Схемы и графики эти на производство существенного влияния не оказали, но внутри конторы они придавали работе управления известную наглядность и серьезность, хоть и не соответствовали подлинному положению дел, которые при своеобразии и специфике paбoт чужды были преднамеренного планирования, а даже наоборот, давали хорошие результаты именно при личной инициативе и даже известном самотеке. Однако, несмотря на это, а может, и благодаря этому, графики были полезным нововведением, так как работе управления, разбросанной среди сотен котлованов, а подчас и вовсе не закрепленной на местности, как, например, уборка и вывоз грунта, такой paбoтe придавался осязаемый характер, пусть даже не вполне соответствующий действительности. Таким образом. Райков за две недели завоевал авторитет, какой мне не снилось завоевать и за три года.
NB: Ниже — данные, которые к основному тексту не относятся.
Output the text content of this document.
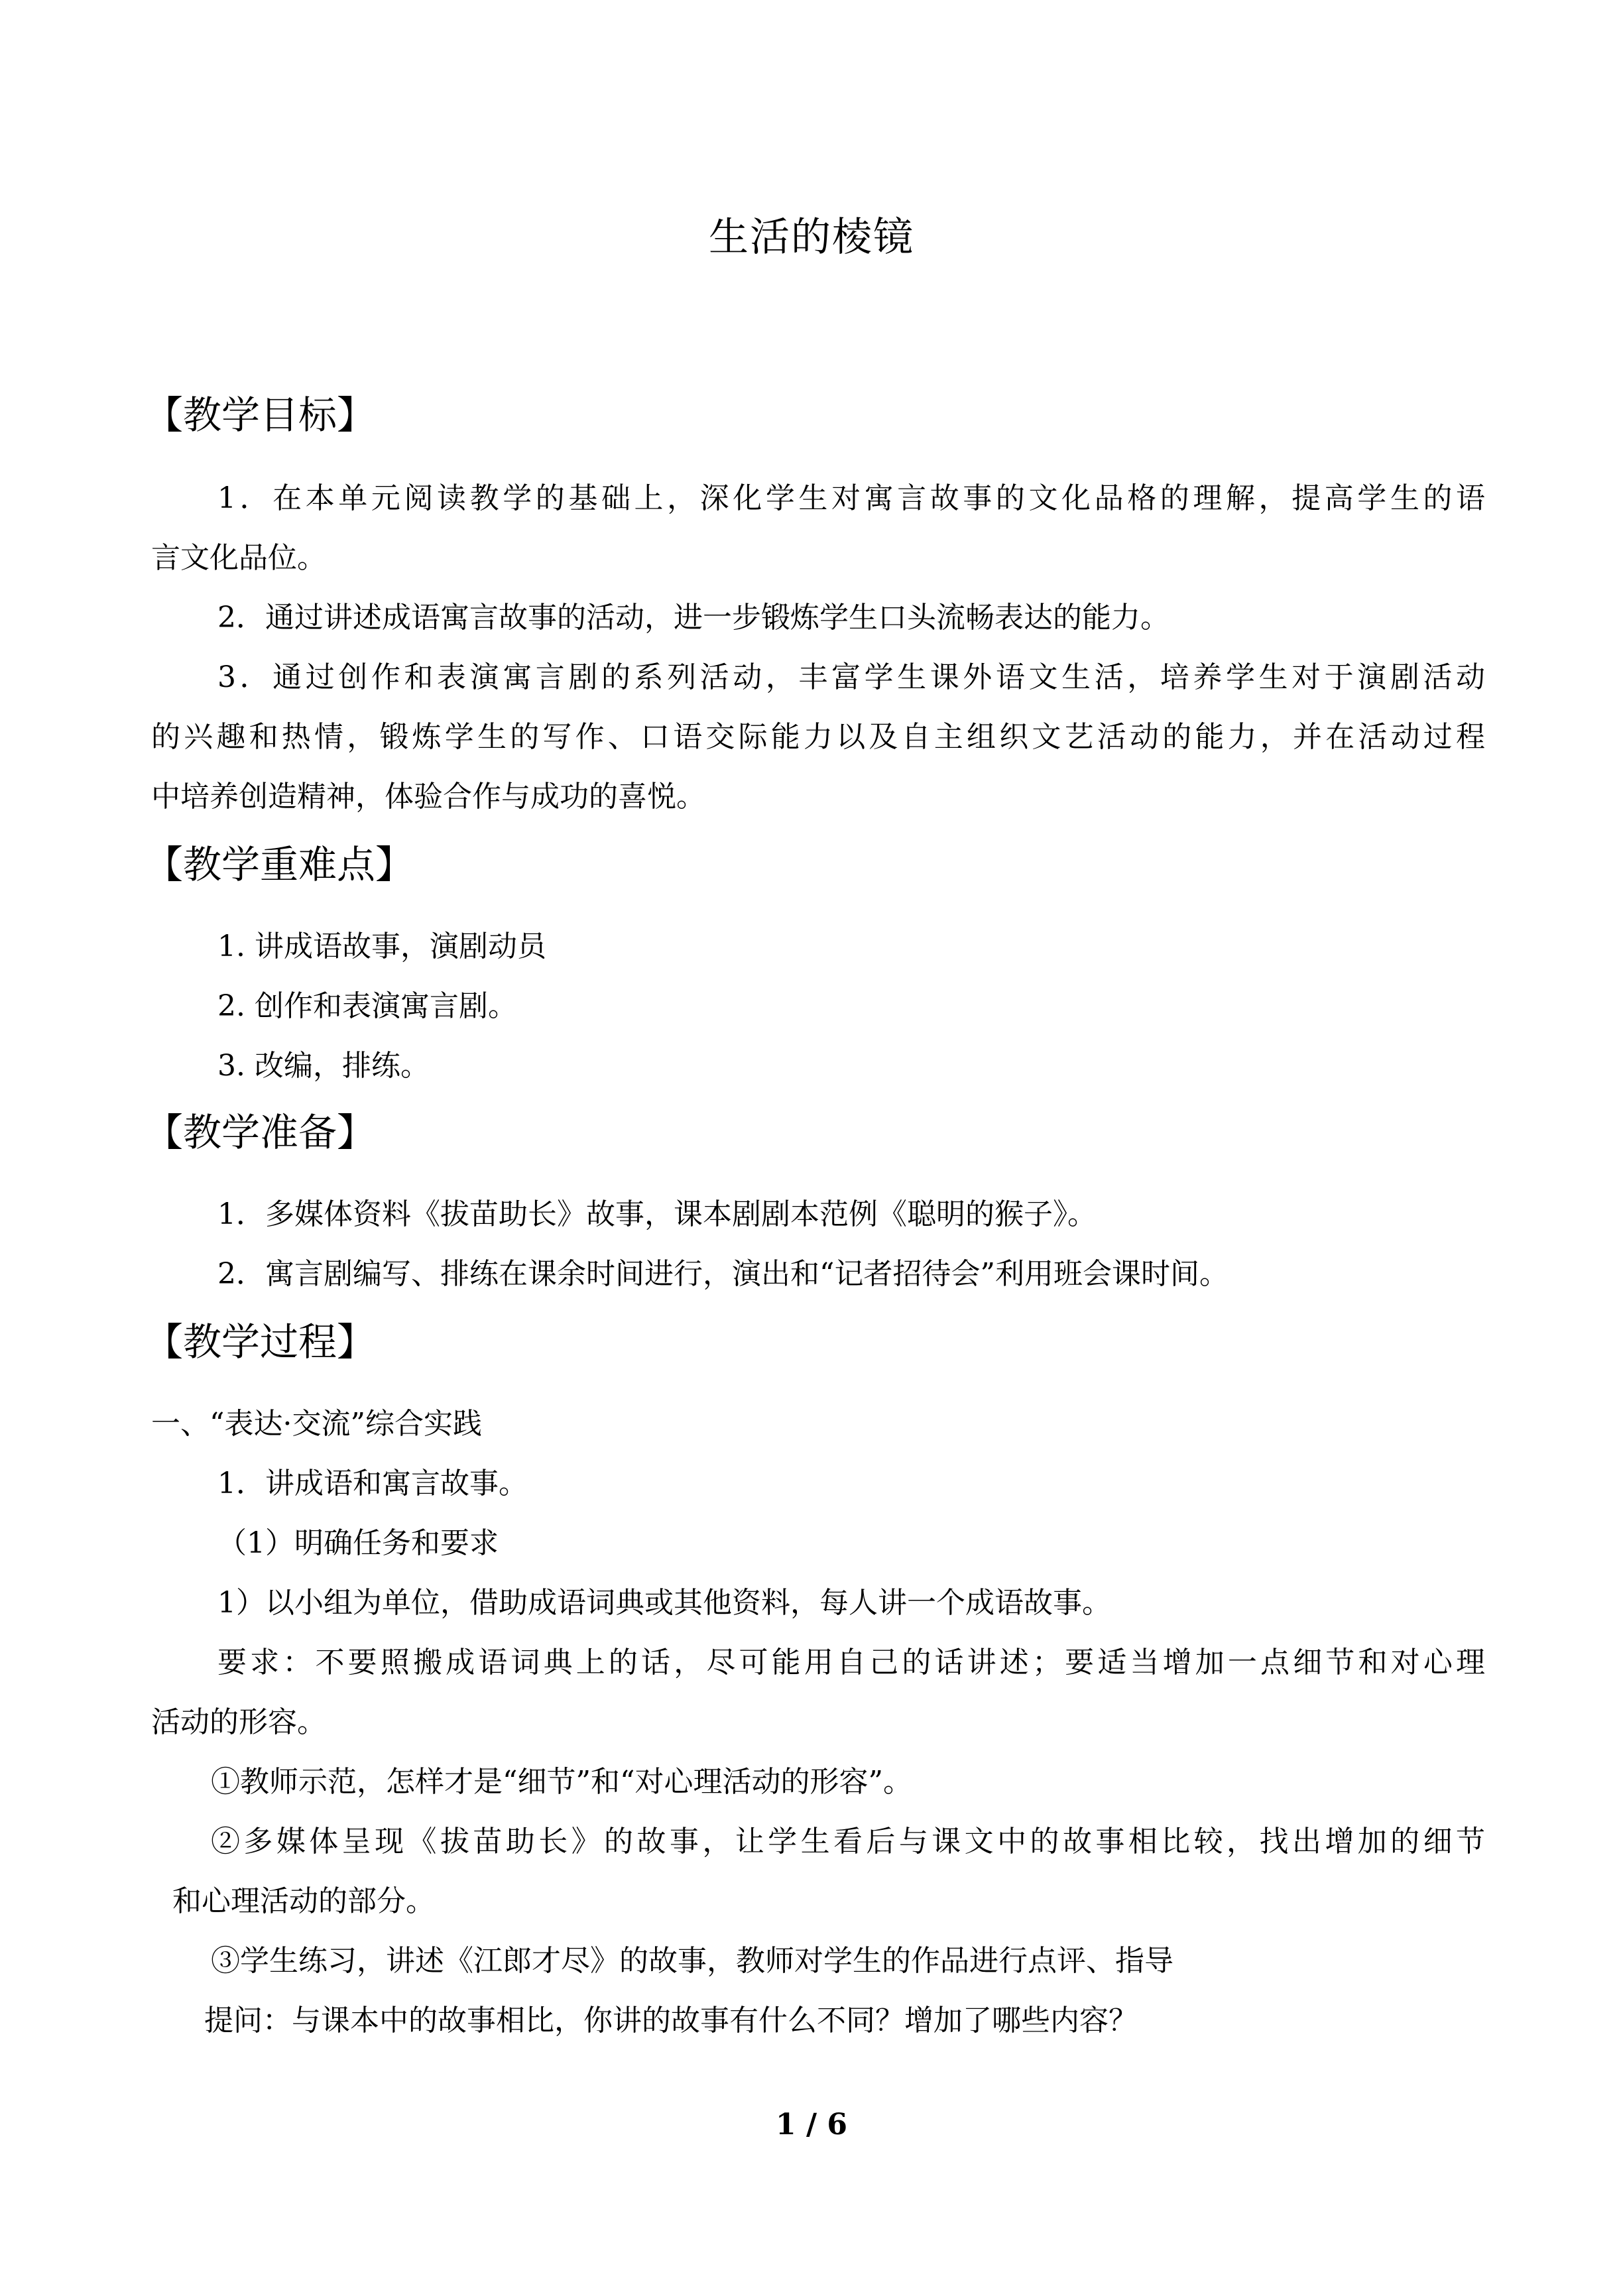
生活的棱镜
【教学目标】
1．在本单元阅读教学的基础上，深化学生对寓言故事的文化品格的理解，提高学生的语
言文化品位。
2．通过讲述成语寓言故事的活动，进一步锻炼学生口头流畅表达的能力。
3．通过创作和表演寓言剧的系列活动，丰富学生课外语文生活，培养学生对于演剧活动
的兴趣和热情，锻炼学生的写作、口语交际能力以及自主组织文艺活动的能力，并在活动过程
中培养创造精神，体验合作与成功的喜悦。
【教学重难点】
1. 讲成语故事，演剧动员
2. 创作和表演寓言剧。
3. 改编，排练。
【教学准备】
1．多媒体资料《拔苗助长》故事，课本剧剧本范例《聪明的猴子》。
2．寓言剧编写、排练在课余时间进行，演出和“记者招待会”利用班会课时间。
【教学过程】
一、“表达·交流”综合实践
1．讲成语和寓言故事。
（1）明确任务和要求
1）以小组为单位，借助成语词典或其他资料，每人讲一个成语故事。
要求：不要照搬成语词典上的话，尽可能用自己的话讲述；要适当增加一点细节和对心理
活动的形容。
①教师示范，怎样才是“细节”和“对心理活动的形容”。
②多媒体呈现《拔苗助长》的故事，让学生看后与课文中的故事相比较，找出增加的细节
和心理活动的部分。
③学生练习，讲述《江郎才尽》的故事，教师对学生的作品进行点评、指导
提问：与课本中的故事相比，你讲的故事有什么不同？增加了哪些内容？
1 / 6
Впрочем, Свечков называл эти графики цветными картинками и глупыми декорациями. Я первоначально не понимал, почему он так возмущается и невзлюбил Райкова почти так же, как Лойко ненавидит меня. Тем более что Райков человек более защищенный, чем я, с хорошей биографией, партийный, бывший майор. Зла он никому не желает, со мной, например, вежлив, на «вы». Однако, если Свечков его слишком допечет, он может ему и отплатить по-настоящему, как отплатил бы любой человек своему обидчику, как отплатил бы и я Лойко, если б имел возможность. Позднее я начал понимать, что Свечков, в отличие от меня, любил свою работу, болел за нее душой, невзирая ни на что, и считал меня человеком более полезным, чем Райков, которого даже вслух раз обозвал умелым бездельником…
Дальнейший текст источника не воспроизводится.